“Look at his blood!” said she, hoarsely whispering. “Look at it–look at it!”

“Isom! Isom!” called Joe softly, a long pause between his words, as if summoning a sleeper. He stooped over, touching Isom’s shoulder.

There was a trickle of blood on Isom’s beard, where the rifle ball had struck him in the throat; back of his head that vital stream was wasting, enlarging the pool in the hollowed plank near Ollie’s foot.

“He’s dead!” she whispered.

Again, in a flash, that quick feeling of lightness, almost joyful liberty, lifted her. Isom was dead, dead! What she had prayed for had fallen. Cruel, hard-palmed Isom, who had gripped her tender throat, was dead there on the floor at her feet! Dead by his own act, in the anger of his loveless heart.

“I’m afraid he is,” said Joe, dazed and aghast.

The night wind came in through the open door and vexed the lamp with harassing breath. Its flame darted like a serpent’s tongue, and Joe, fearful that it might go out and leave them in the dark with that bleeding corpse, crossed over softly and closed the door.

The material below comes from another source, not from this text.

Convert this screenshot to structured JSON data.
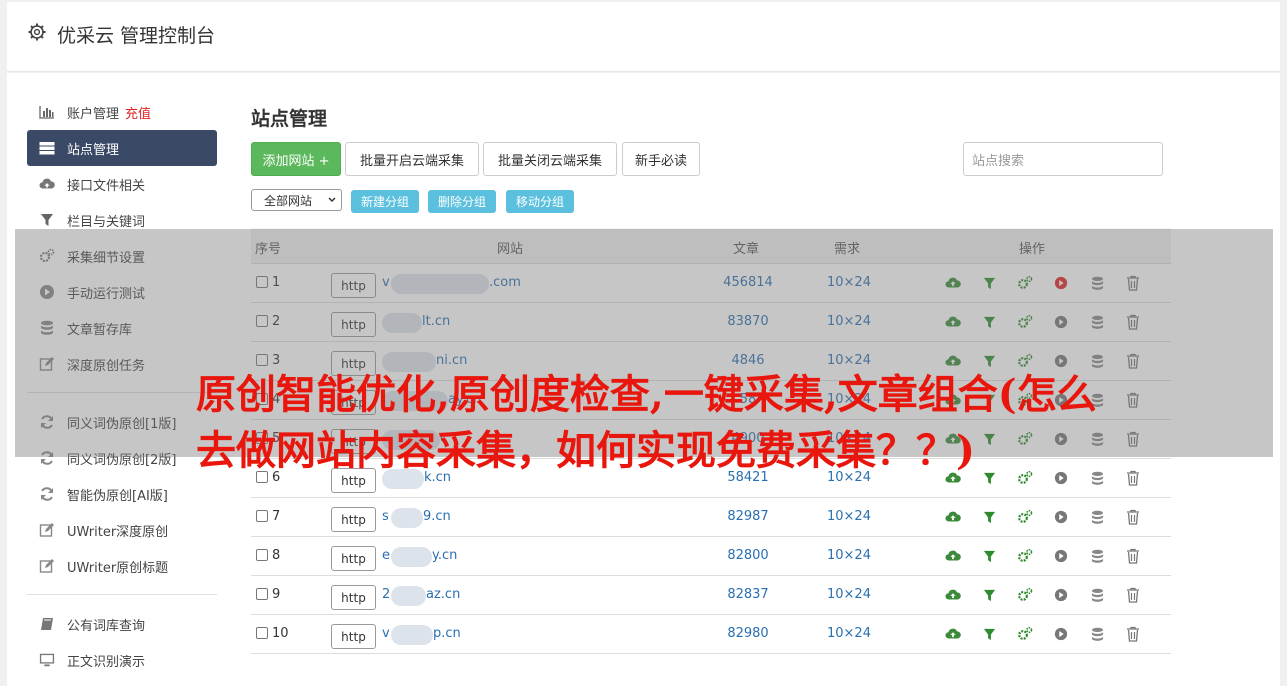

Ollie stood there, her hands clenched at her sides, no stirring of pity in her heart for her husband with the stain of blood upon his harsh, gray beard. In that moment she was supremely selfish. The possibility of accusation or suspicion in connection with his death did not occur to her. She was too shallow to look ahead to that unpleasant contingency. The bright lure of liberty was in her eyes; it was dancing in her brain. As she looked at Joe’s back the moment he stood with hand on the door, her one thought was:

“Will he tell?”

Joe came back and stood beside the lifeless form of Isom, looking down at him for a moment, pity and sorrow in his 116 face. Then he tiptoed far around the body and took up his hat from the floor where it had fallen in Isom’s scramble for the sack of gold.